Fox is not happy to see the missionary. “State your business, Reverend,” he says -- while holding a hammer as if it were a gun.

Spellgood: “It’s the Lord’s business that I’m about, Mr. Fox.”.

Fox: “Oh, is that so? I didn’t know the Lord was franchising in the neighborhood.”.

Spellgood: “The Lord sent me here, Mr. Fox.”

Fox: “That’s what I love about you people, your complete lack of presumption. The Lord hasn’t any idea this place exists. If he did, he’d have done something for these people a long time ago. But I did.”

Spellgood: “This river doesn’t belong to you, brother.”

Fox: “No, but this land does, and I didn’t give you permission to come ashore.” 

Fox says to his workers, “If any of you wanna go listen to this man across the Jeronimo state line I won’t stop you. Any takers?” The locals laugh.

Spellgood replies, “And Pharoah said, ‘Who is the Lord that I should obey his voice, let my people go!’”

Fox: “Exodus 5, now get off my land!”

And off Spellgood goes.

Things don’t go well for Fox and his family after that. He does build an ice factory to the delight of the villagers and surrounding tribes, but an attack by a Communist guerrilla group destroys his village and he and his family end up escaping on a boat down the river.

As the Fox family, hungry and exhausted, floats down the river, they hear singing. It's the hymn, “Savior, Like a Shepherd Lead Us.” One of the Fox daughters asks, “Are those angels, Mommy?”

Mother Fox realizes it must be the Spellgoods' camp and says, “The missionaries, they could help us.” 

Her husband replies, “We don’t need help.”

As the family gets out of the boat, they hear the voice of the missionary, “Well done, choir, well done!”
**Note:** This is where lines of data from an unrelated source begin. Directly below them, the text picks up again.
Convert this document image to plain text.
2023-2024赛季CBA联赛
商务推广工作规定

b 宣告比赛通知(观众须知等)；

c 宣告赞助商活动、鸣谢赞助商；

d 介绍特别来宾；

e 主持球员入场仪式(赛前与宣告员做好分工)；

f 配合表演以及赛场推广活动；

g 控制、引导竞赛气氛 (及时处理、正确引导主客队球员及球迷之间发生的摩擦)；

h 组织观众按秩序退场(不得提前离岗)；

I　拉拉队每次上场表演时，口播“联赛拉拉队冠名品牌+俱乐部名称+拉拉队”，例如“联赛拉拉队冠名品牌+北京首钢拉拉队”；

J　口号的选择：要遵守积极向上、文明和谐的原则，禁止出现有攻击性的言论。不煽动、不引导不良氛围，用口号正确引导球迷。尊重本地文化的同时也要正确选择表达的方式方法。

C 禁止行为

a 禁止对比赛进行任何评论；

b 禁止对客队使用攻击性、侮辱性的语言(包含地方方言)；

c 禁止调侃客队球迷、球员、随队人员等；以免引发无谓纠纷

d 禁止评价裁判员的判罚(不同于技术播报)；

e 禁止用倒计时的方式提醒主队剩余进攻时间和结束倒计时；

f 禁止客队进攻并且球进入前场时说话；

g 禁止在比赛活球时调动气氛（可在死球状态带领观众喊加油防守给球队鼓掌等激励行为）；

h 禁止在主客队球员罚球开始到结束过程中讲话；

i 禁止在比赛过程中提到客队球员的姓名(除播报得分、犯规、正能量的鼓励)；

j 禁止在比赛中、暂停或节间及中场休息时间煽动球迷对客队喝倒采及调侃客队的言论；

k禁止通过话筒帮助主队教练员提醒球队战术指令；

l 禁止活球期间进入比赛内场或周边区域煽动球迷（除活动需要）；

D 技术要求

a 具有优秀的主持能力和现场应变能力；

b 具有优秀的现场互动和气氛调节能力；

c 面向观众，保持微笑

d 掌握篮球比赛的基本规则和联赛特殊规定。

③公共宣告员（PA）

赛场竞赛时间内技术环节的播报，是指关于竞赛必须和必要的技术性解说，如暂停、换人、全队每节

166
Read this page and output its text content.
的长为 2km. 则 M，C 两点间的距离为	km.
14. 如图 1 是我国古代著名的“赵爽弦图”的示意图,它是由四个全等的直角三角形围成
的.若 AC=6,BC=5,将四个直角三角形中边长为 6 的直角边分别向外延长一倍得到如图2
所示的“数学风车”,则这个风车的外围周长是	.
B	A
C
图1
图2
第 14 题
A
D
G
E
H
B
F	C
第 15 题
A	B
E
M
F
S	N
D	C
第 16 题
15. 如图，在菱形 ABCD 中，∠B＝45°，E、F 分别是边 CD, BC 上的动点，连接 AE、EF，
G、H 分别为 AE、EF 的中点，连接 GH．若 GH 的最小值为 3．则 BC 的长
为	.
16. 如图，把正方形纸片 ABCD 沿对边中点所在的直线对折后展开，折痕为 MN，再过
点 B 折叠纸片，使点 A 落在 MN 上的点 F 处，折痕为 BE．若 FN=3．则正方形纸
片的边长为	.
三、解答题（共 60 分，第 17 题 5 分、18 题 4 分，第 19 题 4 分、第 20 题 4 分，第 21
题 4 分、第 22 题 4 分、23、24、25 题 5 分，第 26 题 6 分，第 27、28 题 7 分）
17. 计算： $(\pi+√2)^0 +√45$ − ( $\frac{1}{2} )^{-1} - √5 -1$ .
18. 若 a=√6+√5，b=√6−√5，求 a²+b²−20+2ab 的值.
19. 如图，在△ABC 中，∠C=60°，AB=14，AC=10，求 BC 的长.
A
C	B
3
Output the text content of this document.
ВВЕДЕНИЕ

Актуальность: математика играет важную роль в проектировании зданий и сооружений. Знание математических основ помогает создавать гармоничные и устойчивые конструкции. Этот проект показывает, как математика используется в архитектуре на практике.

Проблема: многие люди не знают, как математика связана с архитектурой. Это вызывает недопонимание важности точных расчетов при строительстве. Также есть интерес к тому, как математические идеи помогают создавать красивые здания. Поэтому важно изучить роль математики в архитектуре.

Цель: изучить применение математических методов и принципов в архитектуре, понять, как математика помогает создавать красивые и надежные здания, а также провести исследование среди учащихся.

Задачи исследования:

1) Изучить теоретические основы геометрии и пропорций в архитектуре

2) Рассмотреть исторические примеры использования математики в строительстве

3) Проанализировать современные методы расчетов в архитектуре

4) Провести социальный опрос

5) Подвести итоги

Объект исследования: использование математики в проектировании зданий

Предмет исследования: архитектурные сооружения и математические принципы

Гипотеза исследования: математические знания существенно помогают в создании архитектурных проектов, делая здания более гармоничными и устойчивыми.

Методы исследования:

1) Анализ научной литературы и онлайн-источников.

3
The children are happy to be back in civilization of sorts. “Look, they have real houses!” 

“They have basketball!” 

“They have toys! Can we play with them?”

The family follows the sound of Spellgood’s voice to the chapel, but when they look inside, Spellgood isn’t there. The pews are full, but instead of Spellgood at the pulpit, there is a television set. On the TV, Spellgood is saying, “Prayer is as simple as making a phone call.” He is using a telephone prop for his conversation with God. His congregation is transfixed.
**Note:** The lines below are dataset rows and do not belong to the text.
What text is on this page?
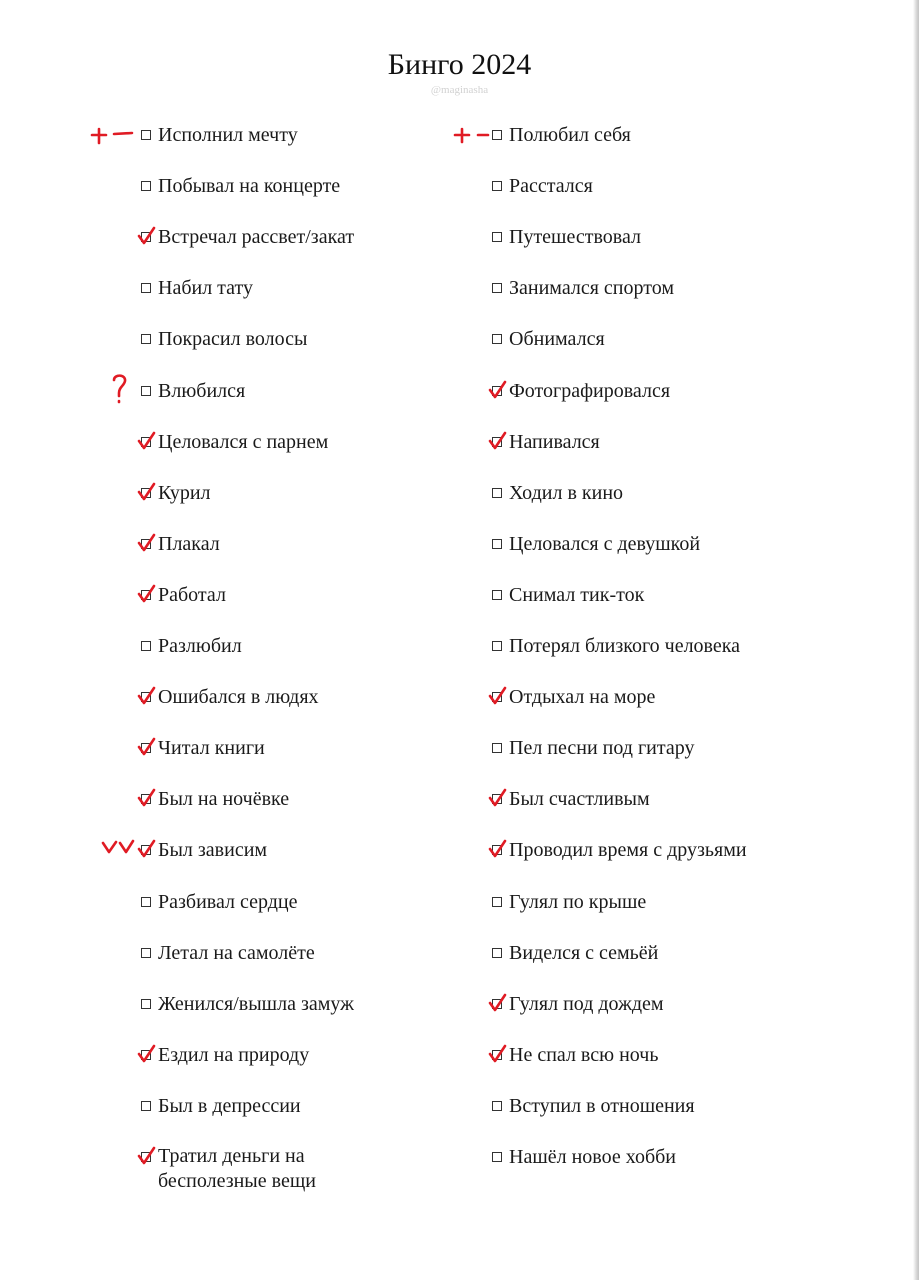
Бинго 2024
@maginasha
Исполнил мечту
Побывал на концерте
Встречал рассвет/закат
Набил тату
Покрасил волосы
Влюбился
Целовался с парнем
Курил
Плакал
Работал
Разлюбил
Ошибался в людях
Читал книги
Был на ночёвке
Был зависим
Разбивал сердце
Летал на самолёте
Женился/вышла замуж
Ездил на природу
Был в депрессии
Тратил деньги на бесполезные вещи
Полюбил себя
Расстался
Путешествовал
Занимался спортом
Обнимался
Фотографировался
Напивался
Ходил в кино
Целовался с девушкой
Снимал тик-ток
Потерял близкого человека
Отдыхал на море
Пел песни под гитару
Был счастливым
Проводил время с друзьями
Гулял по крыше
Виделся с семьёй
Гулял под дождем
Не спал всю ночь
Вступил в отношения
Нашёл новое хобби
Though the Rev. Spellgood isn't there, his family is in the village. They’re eating dinner in their own house, watching their own TV. Charlie finds Emily, and she tells them their drive-in church in the States was closed, so they’re living full-time in the village. She offers the family Jeep so the Foxes can make their way back to help and the United States, but Fox doesn’t want to leave. He is also upset about how he feels the missionaries have corrupted the natives.
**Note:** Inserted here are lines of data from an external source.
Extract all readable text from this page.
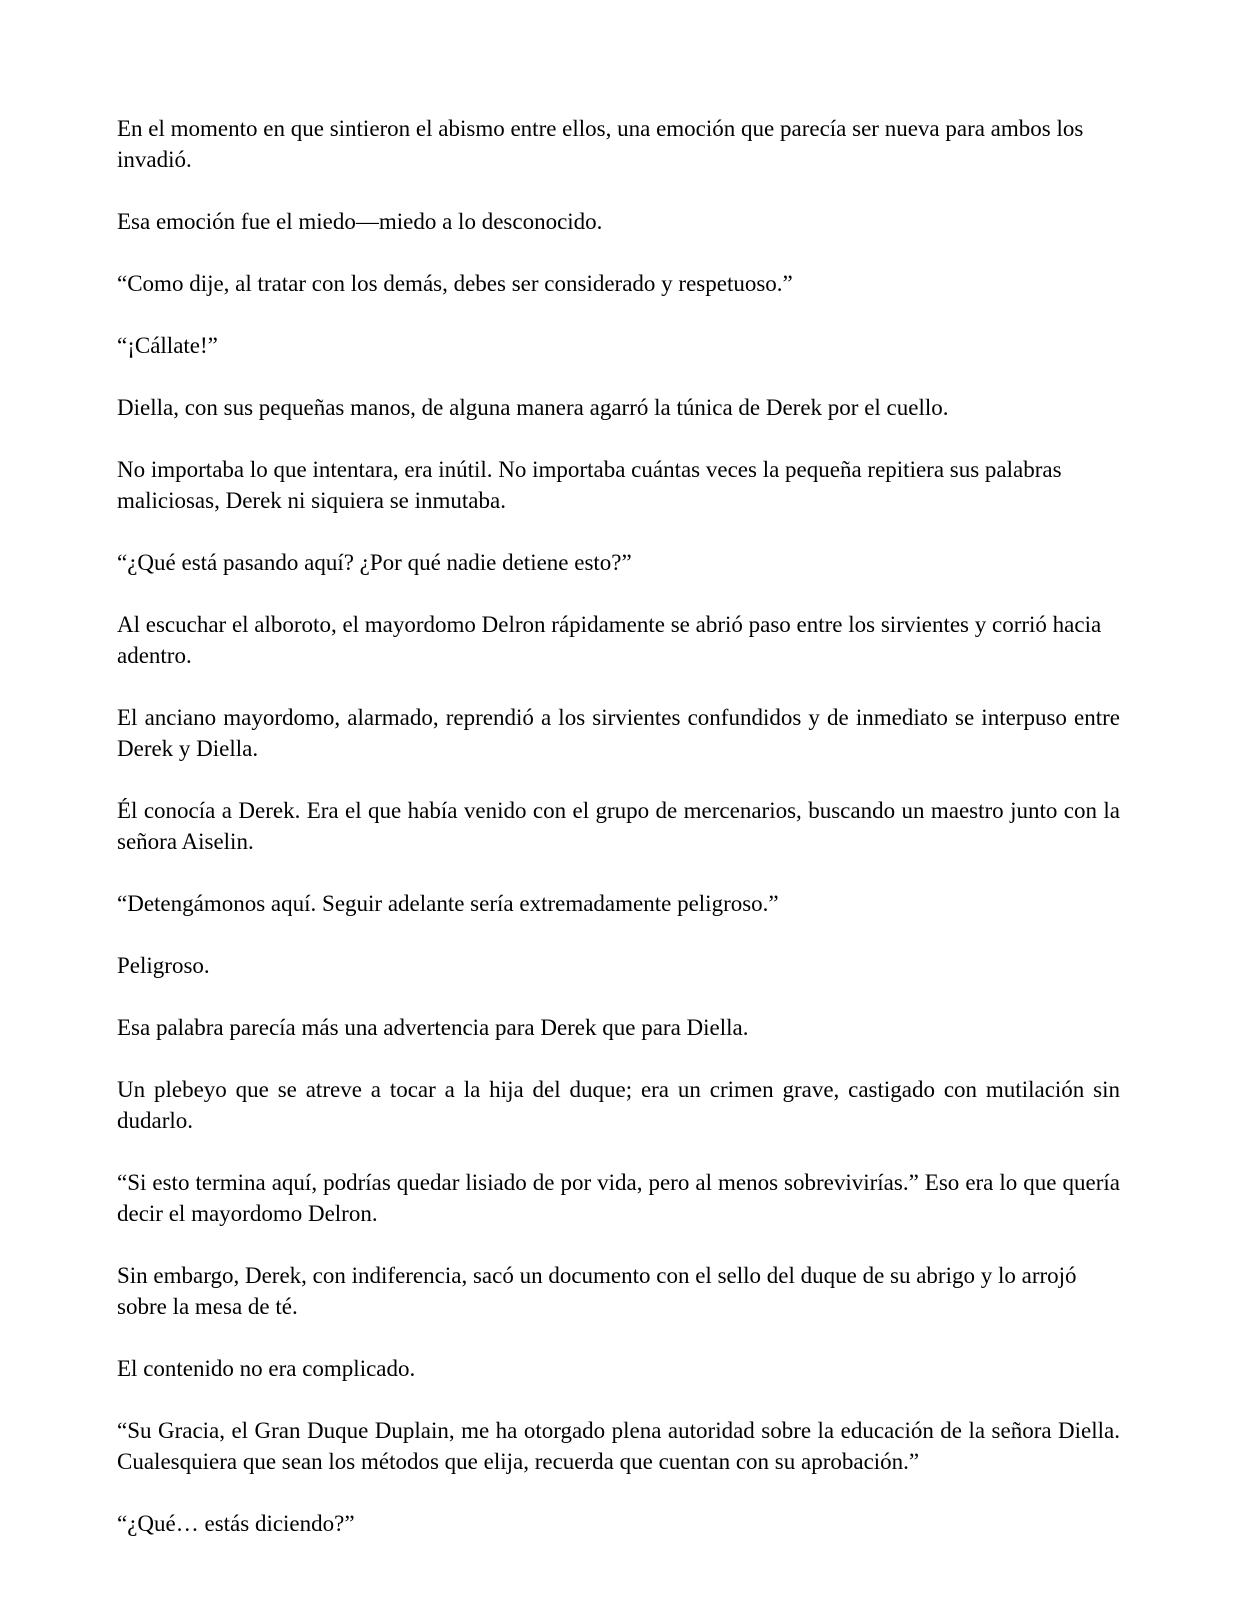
En el momento en que sintieron el abismo entre ellos, una emoción que parecía ser nueva para ambos los invadió.

Esa emoción fue el miedo—miedo a lo desconocido.

“Como dije, al tratar con los demás, debes ser considerado y respetuoso.”

“¡Cállate!”

Diella, con sus pequeñas manos, de alguna manera agarró la túnica de Derek por el cuello.

No importaba lo que intentara, era inútil. No importaba cuántas veces la pequeña repitiera sus palabras maliciosas, Derek ni siquiera se inmutaba.

“¿Qué está pasando aquí? ¿Por qué nadie detiene esto?”

Al escuchar el alboroto, el mayordomo Delron rápidamente se abrió paso entre los sirvientes y corrió hacia adentro.

El anciano mayordomo, alarmado, reprendió a los sirvientes confundidos y de inmediato se interpuso entre Derek y Diella.

Él conocía a Derek. Era el que había venido con el grupo de mercenarios, buscando un maestro junto con la señora Aiselin.

“Detengámonos aquí. Seguir adelante sería extremadamente peligroso.”

Peligroso.

Esa palabra parecía más una advertencia para Derek que para Diella.

Un plebeyo que se atreve a tocar a la hija del duque; era un crimen grave, castigado con mutilación sin dudarlo.

“Si esto termina aquí, podrías quedar lisiado de por vida, pero al menos sobrevivirías.” Eso era lo que quería decir el mayordomo Delron.

Sin embargo, Derek, con indiferencia, sacó un documento con el sello del duque de su abrigo y lo arrojó sobre la mesa de té.

El contenido no era complicado.

“Su Gracia, el Gran Duque Duplain, me ha otorgado plena autoridad sobre la educación de la señora Diella. Cualesquiera que sean los métodos que elija, recuerda que cuentan con su aprobación.”

“¿Qué… estás diciendo?”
So Fox sets the chapel on fire. The natives come to the missionary, “Father, Father, the TV’s on fire!”

Spellgood goes out to assess the situation, holding a rifle. He sees that Fox started the fire, and he shoots and kills Fox. The rest of the Fox family escapes in the Jeep at the film’s conclusion.

Fox’s family will return to the States. The Spellgoods will remain on the Mosquito Coast.

Here at Movie Churches, we have a hard and fast rule that murderous clergy get our lowest Steeple Rating of one Steeple, but even without the killing, the Reverend Spellgood probably wouldn’t have rated too high. His seems to be the worst kind of paternalistic view of the people he works with, viewing the people as children rather than as grown men and women made in the Image of God.

(I suppose I should also note there is now a The Mosquito Coast series on Apple TV. And I have now reported the sum total of my knowledge about the show.)

1 comment:

  1. The book was better than the movie, but of course the lead character is even a worse human being in the book. I had forgotten how distraught the natives were over "The TV's on fire."